We are viewing this section as plug-in hybrids, which typically team a petrol engine with a decent-sized lithium-ion battery and electric motor to provide (usually) around 50km of all-electric driving range; mild hybrids, which only augment an internal combustion engine, or full hybrids, like most of the Toyota and Lexus models that don’t feature plug-in capability, are best treated in a similar fashion to petrol vehicles, though the latter are great in and around town.
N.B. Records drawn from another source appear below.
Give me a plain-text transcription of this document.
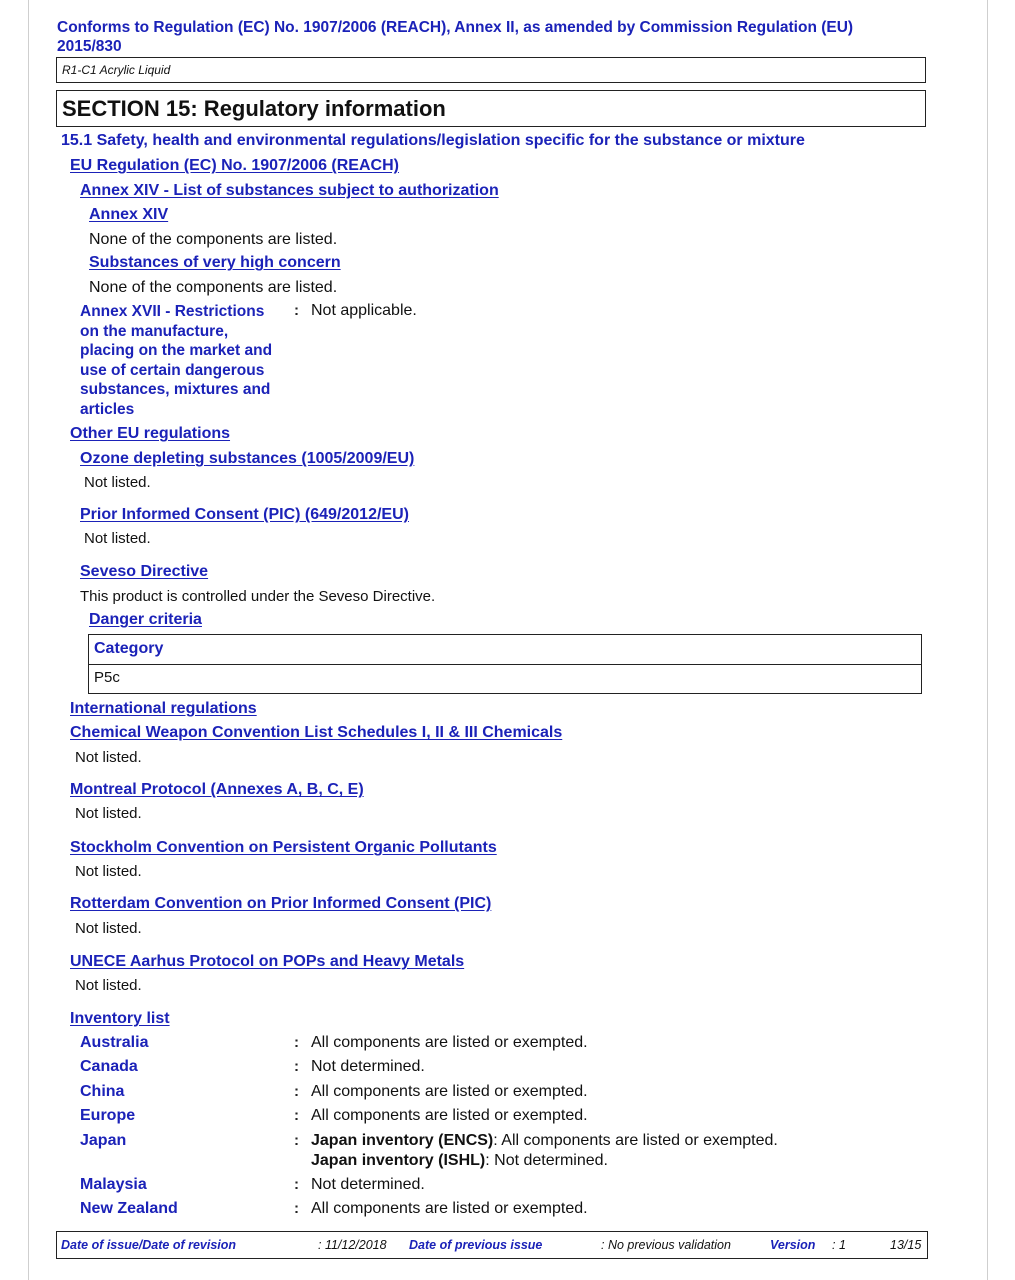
Conforms to Regulation (EC) No. 1907/2006 (REACH), Annex II, as amended by Commission Regulation (EU) 2015/830
R1-C1 Acrylic Liquid
SECTION 15: Regulatory information
15.1 Safety, health and environmental regulations/legislation specific for the substance or mixture
EU Regulation (EC) No. 1907/2006 (REACH)
Annex XIV - List of substances subject to authorization
Annex XIV
None of the components are listed.
Substances of very high concern
None of the components are listed.
Annex XVII - Restrictions on the manufacture, placing on the market and use of certain dangerous substances, mixtures and articles
: Not applicable.
Other EU regulations
Ozone depleting substances (1005/2009/EU)
Not listed.
Prior Informed Consent (PIC) (649/2012/EU)
Not listed.
Seveso Directive
This product is controlled under the Seveso Directive.
Danger criteria
Category
P5c
International regulations
Chemical Weapon Convention List Schedules I, II & III Chemicals
Not listed.
Montreal Protocol (Annexes A, B, C, E)
Not listed.
Stockholm Convention on Persistent Organic Pollutants
Not listed.
Rotterdam Convention on Prior Informed Consent (PIC)
Not listed.
UNECE Aarhus Protocol on POPs and Heavy Metals
Not listed.
Inventory list
Australia	: All components are listed or exempted.
Canada	: Not determined.
China	: All components are listed or exempted.
Europe	: All components are listed or exempted.
Japan	: Japan inventory (ENCS): All components are listed or exempted.
Japan inventory (ISHL): Not determined.
Malaysia	: Not determined.
New Zealand	: All components are listed or exempted.
Date of issue/Date of revision	: 11/12/2018 Date of previous issue	: No previous validation	Version : 1	13/15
So, plug-in hybrids: they’re excellent, if you’re going to regularly charge the battery up using mains electricity. You can charge a plug-in hybrid’s internal battery from the onboard combustion engine, but this leads to poor fuel economy, because the engine is then forced into doing two jobs at once – it is propelling a heavy vehicle along AND it is charging a large lithium-ion battery pack. Therefore, it’s the mains charging that is key to a plug-in hybrid’s success. A great example of a plug-in hybrid user is someone who lives on the edge of Dublin and who works in the city. They drive into work on electric power each day, having charged their plug-in hybrid at home overnight, then they plug it in while at the office so that they can drive home on electric power. At weekends, though, they go off to visit family in Cork on a regular basis and a full electric car might not cut it for that journey. If this sounds like you (and no, you don’t have to live in Dublin, that was just an example…), get yourself into a plug-in hybrid.

ELECTRIC

Buy it if: you are a mainly urban driver who conducts lots of short journeys per week, and you have good access to high-speed public and private charging points

Don’t buy it if: you do more than 20,000km per year, all of which are done on motorways, or you’re on a tight budget

The future of motoring but, at the moment, the battery technology is not quite there in terms of providing petrol- or diesel-like cruising range on a purely electric vehicle (EV). This brings in the oft-heard concern of ‘range anxiety’, which is what a lot of people fear about electric cars: running out of battery power at the side of the road somewhere, kilometres away from a charging point. Thus, while there are electric cars that can now do 400km and more on a single charge, we’d still recommend EVs to those who are mainly urban or semi-urban drivers. In which case, they’re brilliant. The instant torque of them and super-low running costs brought about by low taxation requirements make EVs fantastic city vehicles, no matter how physically big they are. The key to an electric car is access to the charging infrastructure: fast, 50kW-plus direct current (DC) chargers makes recharging even the biggest lithium-ion battery a matter of tens of minutes, rather than tens of hours, so that the practicality is there for daily commuters.